La commission veut croire qu'il sera pleinement tenu compte des considérations mentionnées ci-dessus dans le texte définitif des nouvelles dispositions législatives que l'on envisage d'adopter concernant la loi martiale. Elle prie le gouvernement d'indiquer les progrès accomplis en vue de l'adoption de ces dispositions.

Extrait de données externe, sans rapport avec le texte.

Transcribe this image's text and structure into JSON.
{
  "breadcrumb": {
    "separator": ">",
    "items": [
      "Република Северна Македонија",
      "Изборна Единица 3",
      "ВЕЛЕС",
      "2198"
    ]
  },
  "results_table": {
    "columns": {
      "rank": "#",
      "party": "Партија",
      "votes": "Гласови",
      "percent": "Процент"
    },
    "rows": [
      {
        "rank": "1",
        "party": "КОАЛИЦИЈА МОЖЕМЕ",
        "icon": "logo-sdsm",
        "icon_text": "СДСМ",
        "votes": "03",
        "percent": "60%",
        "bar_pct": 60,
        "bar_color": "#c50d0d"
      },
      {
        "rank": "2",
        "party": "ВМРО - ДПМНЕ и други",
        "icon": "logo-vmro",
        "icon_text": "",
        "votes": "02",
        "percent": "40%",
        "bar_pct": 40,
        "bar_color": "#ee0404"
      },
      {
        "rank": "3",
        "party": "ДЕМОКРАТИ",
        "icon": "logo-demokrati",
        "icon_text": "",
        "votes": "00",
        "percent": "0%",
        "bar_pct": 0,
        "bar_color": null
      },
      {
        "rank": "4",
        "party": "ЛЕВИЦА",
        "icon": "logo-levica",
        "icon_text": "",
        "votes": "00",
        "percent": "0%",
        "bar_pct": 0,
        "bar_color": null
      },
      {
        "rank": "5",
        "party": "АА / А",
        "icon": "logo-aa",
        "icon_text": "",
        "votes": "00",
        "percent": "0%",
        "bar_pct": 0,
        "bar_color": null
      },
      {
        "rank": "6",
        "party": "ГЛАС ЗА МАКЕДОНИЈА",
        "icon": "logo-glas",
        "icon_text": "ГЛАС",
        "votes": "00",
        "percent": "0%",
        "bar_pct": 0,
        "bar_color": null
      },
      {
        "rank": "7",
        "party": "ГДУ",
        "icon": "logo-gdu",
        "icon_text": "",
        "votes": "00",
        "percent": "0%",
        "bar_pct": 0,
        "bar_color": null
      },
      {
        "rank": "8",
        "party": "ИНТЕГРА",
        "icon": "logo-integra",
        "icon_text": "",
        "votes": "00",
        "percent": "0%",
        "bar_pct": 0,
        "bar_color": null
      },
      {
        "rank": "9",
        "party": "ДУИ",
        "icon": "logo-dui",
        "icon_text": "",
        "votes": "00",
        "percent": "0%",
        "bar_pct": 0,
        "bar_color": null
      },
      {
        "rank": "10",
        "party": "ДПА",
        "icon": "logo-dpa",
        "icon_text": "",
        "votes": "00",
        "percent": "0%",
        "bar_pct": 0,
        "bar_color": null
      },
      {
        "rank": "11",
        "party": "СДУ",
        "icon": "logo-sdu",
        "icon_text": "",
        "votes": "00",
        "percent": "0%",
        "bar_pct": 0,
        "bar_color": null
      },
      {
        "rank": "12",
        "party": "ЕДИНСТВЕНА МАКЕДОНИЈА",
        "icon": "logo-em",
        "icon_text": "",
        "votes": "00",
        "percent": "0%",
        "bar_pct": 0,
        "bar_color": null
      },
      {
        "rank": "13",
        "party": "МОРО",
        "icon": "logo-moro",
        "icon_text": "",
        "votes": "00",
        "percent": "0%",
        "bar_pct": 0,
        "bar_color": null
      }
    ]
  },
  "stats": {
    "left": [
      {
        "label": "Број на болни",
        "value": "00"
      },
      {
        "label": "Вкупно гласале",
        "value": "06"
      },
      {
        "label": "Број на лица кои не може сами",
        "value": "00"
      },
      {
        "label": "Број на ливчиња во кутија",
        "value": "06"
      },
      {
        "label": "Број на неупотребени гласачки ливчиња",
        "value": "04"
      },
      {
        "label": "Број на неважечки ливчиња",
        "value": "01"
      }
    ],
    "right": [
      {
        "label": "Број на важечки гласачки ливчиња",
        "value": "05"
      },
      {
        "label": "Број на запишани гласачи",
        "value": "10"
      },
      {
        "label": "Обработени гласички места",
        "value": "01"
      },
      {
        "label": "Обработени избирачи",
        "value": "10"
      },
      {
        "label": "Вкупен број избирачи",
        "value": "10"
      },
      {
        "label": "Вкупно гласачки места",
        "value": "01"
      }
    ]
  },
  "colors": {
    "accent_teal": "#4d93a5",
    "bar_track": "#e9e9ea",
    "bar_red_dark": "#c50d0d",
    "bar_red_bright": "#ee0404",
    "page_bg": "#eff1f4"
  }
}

3. Mesures prises sur la base des enquêtes de sécurité. D'après les informations communiquées en 1989 par la Confédération des syndicats turcs (TURK-IS), des mesures affectant l'emploi dans la fonction publique ont aussi été prises et, même après l'abrogation de la loi martiale, continuent d'être prises en application du Règlement sur les enquêtes de sécurité, afin de recueillir des informations politiques et autres données subjectives, dont il est tenu compte dans les décisions relatives aux nouvelles nominations, aux mutations, aux promotions, etc. La commission relève, dans le rapport du gouvernement, que le Règlement sur les enquêtes de sécurité concernant les fonctionnaires occupant des postes clés que l'on se propose de recruter, muter ou affecter est considéré comme ayant été invalidé, pour vice de forme, à la suite d'une décision récente du Conseil d'Etat, dont le texte sera adressé au BIT lorsqu'il aura été publié. La commission espère que le gouvernement fournira, en plus de cette décision, des informations sur tout nouveau règlement qui pourrait avoir été adopté ou envisagé en vue de procéder à de telles enquêtes de sécurité, et sur les mesures prises pour assurer le respect de la convention à cet égard.